If a process crashes, you should definitely think how much of its internal state you want to recycle. If you recycle everything you risk hitting the exact same bug again and crash. Rather, there may be a benefit to only recycling parts of the internal state.
The next step: Onion-layered Error kernels
The next logical step up, is to recognize that the error kernel is not discrete. You want to regard the error kernel as an onion. Whenever you peel off a layer, you get a step closer to the trusted computing base of the application. Then your system design is to push down state maintenance to the outermost layer in the onion where it still makes sense. This in effect protects one part of the application from others. In Etorrent, we can download multiple torrent files at the same time. If one such torrent download fails, there is no reason it should affect the other torrent downloads. We can add a layer to the onion: Some state which is local to the torrent is kept in a separate supervisor tree - to mitigate the error if that part fails.

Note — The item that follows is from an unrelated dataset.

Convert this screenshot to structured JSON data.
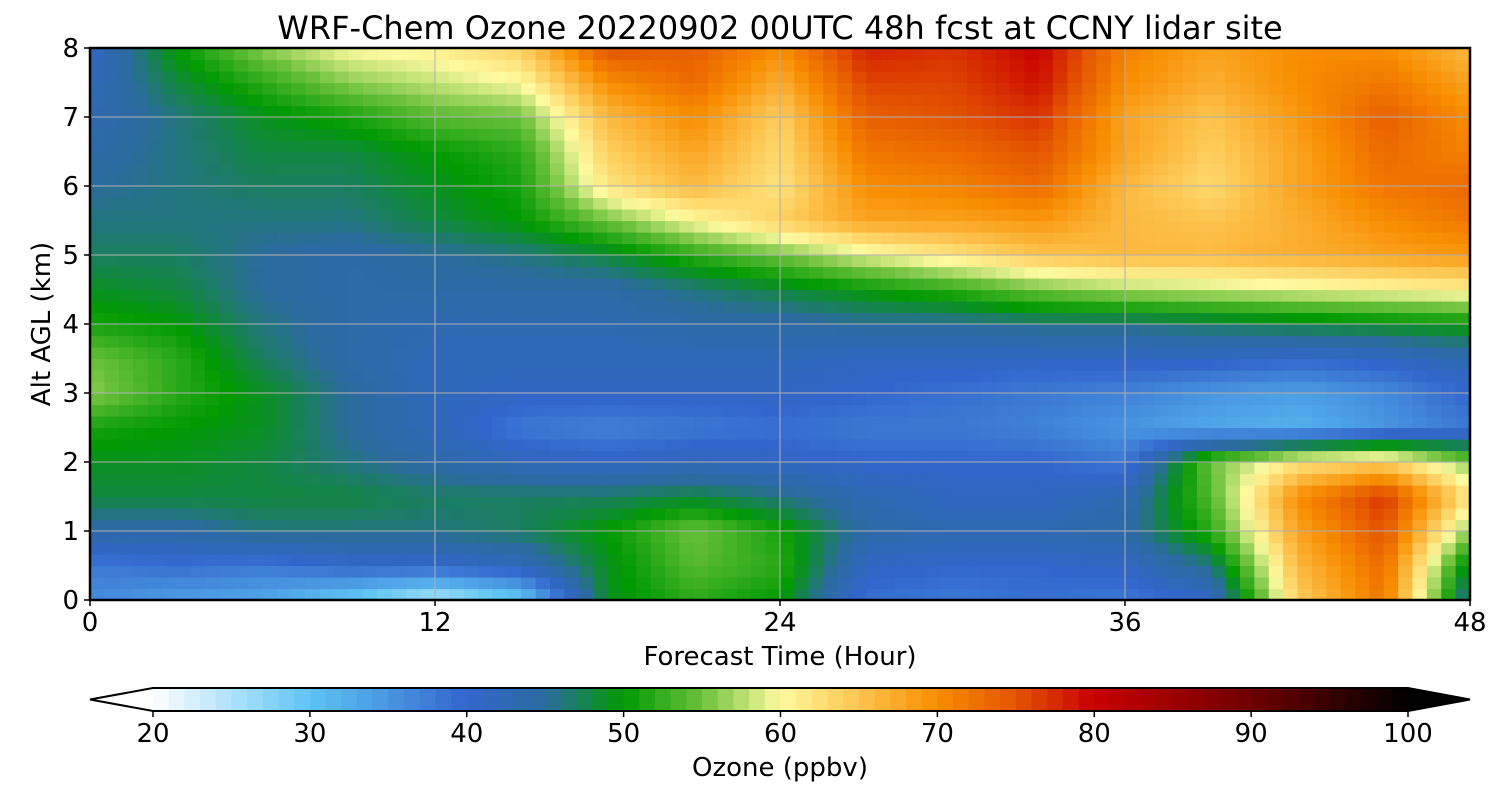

The net effect is program robustness: A bug in the program will suddenly need perseverance. It has to penetrate several layers in the onion before it can take the full program down. And if the Erlang system is well designed, even the most grave bugs can only penetrate so far before the stopping power of the onion layers brings it to a halt.
Furthermore, it underpins a mantra of Erlang programs: Small bugs have small impact. They won't even penetrate the first layer. And they will hardly be a scratch in the fabric of computing.
(Aside: Good computer security engineering use the same onion-layered model. There are strong similarities between protecting a computer system against a well-armed intruder and protecting a program against an aggressive, persistent, dangerous and maiming bug. End of Aside)
EDIT: smaller language changes where my first post was a bit drafty.